The truth is the following:
* you need to get as much spend under management as possible
* you need to actively manage it (contract management, compliance management, spend analysis and maverick spend identification, invoice verification, etc.)
* you need to improve your operations constantly
* but you should be satisfied with improvements that close 80% of the gap – you’ll never be perfect at anything, but getting 80% closer to optimal from where you are today is a huge cost savings. Moreover, if you haven’t already, you’ll quickly find out that the 80/20 rule holds in technology too – emerging best of breed solutions that get you 80% closer are readily affordable (e.g. Procuri & Iasta vs. Emptoris & Ariba), but solutions that go beyond 80% improvement are very costly.

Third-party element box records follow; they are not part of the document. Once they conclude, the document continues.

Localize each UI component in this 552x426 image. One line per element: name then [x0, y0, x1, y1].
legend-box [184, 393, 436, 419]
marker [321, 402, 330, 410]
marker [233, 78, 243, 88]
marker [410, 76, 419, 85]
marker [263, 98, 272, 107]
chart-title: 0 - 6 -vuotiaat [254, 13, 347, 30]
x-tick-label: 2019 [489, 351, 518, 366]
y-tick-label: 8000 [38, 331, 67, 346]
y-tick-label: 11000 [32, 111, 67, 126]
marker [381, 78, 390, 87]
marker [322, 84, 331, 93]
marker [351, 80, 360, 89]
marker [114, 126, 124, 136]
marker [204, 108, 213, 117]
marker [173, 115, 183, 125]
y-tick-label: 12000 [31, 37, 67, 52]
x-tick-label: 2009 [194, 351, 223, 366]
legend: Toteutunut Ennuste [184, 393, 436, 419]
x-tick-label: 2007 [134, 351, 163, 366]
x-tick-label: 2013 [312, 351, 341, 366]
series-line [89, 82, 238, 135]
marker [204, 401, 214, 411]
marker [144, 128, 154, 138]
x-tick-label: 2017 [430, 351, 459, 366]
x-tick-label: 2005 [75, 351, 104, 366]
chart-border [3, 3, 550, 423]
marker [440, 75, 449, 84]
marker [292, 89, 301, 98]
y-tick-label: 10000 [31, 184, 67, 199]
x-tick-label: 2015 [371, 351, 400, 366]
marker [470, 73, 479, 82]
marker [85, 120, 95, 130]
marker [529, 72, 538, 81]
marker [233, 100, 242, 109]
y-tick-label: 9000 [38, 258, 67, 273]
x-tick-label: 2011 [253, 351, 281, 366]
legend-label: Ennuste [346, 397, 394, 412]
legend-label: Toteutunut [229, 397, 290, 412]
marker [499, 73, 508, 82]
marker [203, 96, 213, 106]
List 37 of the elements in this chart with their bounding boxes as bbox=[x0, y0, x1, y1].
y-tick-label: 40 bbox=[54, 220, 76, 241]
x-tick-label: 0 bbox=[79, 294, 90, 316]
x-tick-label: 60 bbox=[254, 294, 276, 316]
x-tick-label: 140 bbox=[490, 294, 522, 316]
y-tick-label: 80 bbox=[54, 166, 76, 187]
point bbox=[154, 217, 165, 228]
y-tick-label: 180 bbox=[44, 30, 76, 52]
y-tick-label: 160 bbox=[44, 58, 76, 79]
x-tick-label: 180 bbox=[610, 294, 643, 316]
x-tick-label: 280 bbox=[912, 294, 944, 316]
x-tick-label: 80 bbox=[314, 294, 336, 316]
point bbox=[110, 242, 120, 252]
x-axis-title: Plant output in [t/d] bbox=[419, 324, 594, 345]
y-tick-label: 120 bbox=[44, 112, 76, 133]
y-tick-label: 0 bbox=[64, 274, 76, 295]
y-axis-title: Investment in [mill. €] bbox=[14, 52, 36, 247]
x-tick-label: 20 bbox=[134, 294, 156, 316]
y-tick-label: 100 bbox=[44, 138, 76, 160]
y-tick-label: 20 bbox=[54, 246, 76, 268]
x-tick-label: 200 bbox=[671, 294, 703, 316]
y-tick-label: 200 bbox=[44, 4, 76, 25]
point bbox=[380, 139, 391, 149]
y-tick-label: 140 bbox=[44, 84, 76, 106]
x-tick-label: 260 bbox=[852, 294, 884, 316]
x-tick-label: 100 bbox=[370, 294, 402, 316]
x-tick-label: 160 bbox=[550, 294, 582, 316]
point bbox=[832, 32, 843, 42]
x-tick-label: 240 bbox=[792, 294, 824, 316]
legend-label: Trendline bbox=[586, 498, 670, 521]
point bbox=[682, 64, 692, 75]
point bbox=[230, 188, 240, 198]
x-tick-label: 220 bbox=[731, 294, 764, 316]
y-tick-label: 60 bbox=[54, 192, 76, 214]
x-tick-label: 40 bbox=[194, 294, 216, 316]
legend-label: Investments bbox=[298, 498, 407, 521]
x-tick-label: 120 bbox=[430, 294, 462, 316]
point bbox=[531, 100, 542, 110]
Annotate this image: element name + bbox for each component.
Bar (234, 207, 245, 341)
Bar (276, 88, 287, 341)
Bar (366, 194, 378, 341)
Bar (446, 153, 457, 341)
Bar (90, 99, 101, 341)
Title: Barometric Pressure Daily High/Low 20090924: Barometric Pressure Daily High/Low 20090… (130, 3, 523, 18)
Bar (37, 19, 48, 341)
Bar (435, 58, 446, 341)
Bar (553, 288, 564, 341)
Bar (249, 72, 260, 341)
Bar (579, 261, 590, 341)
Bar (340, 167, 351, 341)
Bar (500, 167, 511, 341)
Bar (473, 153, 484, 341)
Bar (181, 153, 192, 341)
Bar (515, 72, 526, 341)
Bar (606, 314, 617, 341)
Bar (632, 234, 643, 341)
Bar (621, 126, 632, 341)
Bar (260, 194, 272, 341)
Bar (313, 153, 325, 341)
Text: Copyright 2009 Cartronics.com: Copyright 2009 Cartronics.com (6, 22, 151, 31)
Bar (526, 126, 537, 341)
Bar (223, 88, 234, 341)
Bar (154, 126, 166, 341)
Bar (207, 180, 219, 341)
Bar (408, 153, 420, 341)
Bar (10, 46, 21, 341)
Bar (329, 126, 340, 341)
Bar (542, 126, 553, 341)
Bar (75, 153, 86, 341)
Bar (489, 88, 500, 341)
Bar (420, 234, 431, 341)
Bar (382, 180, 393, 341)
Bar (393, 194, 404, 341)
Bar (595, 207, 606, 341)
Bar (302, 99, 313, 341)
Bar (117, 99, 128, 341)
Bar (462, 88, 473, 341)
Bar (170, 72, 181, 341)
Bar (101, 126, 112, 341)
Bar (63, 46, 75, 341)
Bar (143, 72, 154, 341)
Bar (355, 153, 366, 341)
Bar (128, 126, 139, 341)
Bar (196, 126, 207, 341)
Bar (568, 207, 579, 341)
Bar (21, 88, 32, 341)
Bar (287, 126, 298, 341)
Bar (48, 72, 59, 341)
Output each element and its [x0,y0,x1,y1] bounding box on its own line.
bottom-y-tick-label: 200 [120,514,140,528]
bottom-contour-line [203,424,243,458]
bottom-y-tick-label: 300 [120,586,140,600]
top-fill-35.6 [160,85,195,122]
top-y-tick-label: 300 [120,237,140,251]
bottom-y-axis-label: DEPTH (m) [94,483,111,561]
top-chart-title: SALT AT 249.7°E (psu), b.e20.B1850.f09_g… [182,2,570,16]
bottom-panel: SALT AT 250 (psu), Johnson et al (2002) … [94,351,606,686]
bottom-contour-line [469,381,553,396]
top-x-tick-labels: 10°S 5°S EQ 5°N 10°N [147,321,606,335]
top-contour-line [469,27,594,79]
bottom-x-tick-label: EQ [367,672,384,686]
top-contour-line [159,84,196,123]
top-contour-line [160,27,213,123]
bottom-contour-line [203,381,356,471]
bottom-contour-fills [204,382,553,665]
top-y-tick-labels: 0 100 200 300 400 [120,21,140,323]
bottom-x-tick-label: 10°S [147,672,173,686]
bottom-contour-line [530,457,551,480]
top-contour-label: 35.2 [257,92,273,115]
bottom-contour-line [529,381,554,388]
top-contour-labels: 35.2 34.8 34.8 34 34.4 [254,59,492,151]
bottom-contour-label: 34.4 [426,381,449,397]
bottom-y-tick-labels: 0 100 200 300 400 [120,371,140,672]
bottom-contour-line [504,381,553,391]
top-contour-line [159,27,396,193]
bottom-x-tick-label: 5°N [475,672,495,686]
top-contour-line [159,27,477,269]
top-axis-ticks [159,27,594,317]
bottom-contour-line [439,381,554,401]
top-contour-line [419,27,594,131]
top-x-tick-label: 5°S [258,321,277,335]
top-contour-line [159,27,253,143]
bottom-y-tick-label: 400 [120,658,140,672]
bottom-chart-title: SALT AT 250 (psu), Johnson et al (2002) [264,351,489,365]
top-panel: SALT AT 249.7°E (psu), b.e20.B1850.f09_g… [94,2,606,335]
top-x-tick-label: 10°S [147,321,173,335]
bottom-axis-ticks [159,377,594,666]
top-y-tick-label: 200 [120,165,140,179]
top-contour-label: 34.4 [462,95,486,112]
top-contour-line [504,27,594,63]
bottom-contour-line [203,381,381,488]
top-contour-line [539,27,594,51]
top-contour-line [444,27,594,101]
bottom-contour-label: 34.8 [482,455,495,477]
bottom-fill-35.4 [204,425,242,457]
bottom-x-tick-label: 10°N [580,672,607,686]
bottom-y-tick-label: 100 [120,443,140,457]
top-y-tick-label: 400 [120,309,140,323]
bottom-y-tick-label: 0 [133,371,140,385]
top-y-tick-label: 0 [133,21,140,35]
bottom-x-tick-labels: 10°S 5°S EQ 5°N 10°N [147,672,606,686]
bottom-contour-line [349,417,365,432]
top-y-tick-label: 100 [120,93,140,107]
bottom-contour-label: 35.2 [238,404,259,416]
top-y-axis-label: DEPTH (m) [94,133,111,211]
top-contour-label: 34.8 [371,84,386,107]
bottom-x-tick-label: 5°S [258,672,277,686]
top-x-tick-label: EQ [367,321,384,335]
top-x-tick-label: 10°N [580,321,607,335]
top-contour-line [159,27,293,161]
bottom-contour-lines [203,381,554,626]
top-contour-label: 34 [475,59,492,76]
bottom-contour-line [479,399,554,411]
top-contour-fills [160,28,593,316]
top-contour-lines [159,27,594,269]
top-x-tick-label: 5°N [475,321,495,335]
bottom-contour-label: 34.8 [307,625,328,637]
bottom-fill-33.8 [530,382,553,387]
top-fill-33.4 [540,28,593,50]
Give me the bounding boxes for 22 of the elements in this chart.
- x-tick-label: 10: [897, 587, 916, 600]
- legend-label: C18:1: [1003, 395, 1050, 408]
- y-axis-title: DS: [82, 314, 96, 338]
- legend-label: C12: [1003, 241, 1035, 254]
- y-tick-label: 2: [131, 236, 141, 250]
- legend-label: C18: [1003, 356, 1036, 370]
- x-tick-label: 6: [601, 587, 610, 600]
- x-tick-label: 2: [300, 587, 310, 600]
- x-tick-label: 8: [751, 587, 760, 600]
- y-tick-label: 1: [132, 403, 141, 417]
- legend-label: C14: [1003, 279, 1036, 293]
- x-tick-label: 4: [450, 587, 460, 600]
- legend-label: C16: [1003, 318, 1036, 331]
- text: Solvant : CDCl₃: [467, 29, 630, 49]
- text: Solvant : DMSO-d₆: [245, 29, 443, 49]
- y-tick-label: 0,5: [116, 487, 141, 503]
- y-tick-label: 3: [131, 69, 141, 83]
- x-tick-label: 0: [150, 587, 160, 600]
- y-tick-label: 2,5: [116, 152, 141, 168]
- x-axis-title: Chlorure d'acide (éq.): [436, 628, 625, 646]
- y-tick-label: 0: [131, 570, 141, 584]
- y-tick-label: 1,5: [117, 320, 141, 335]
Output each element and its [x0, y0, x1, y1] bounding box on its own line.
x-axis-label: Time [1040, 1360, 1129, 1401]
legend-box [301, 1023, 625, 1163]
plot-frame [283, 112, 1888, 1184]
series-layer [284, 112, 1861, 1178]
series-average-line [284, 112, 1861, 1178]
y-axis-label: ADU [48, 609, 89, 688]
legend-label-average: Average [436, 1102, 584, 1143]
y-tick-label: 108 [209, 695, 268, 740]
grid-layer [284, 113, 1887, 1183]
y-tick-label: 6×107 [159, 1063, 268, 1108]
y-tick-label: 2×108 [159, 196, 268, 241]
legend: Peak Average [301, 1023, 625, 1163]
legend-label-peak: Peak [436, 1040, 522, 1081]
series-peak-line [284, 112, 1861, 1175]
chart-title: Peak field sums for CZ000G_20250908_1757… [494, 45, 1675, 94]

So take your 80% win in each category with emerging best-of-breed on-demand offerings, and wait for improvements to come along to get you 80% closer again in the next iteration. (And if they don’t, it’s on-demand, junk it and move to the next on-demand solution if that’s what it takes.)

Consider this: Let’s say I’m spending 500M on acquisitions, and it will cost roughly 10M in on-demand software, systems, and labor to reduce that to 430M where as it will cost 40M for high-end best of breed products and consulting armies to get that spend down to 400M. Which should I choose? The 10M (80%) solution, as it saves me just as much as the 40M (100%) solution: 60M. (500M-430M+10M = 500M-400M+40M)

And that’s why I preach TVM – Total Value Management – based strategic sourcing efforts. Don’t just look at your inbound cost or even your total cost of ownership to produce the product, look at your outbound costs as well. (You have to in turn ship your products to your clients, poor quality will generate returns that will eat away your savings, etc.)

* All posts prior to 2012 were removed in the Spend Matters site refresh in June, 2023.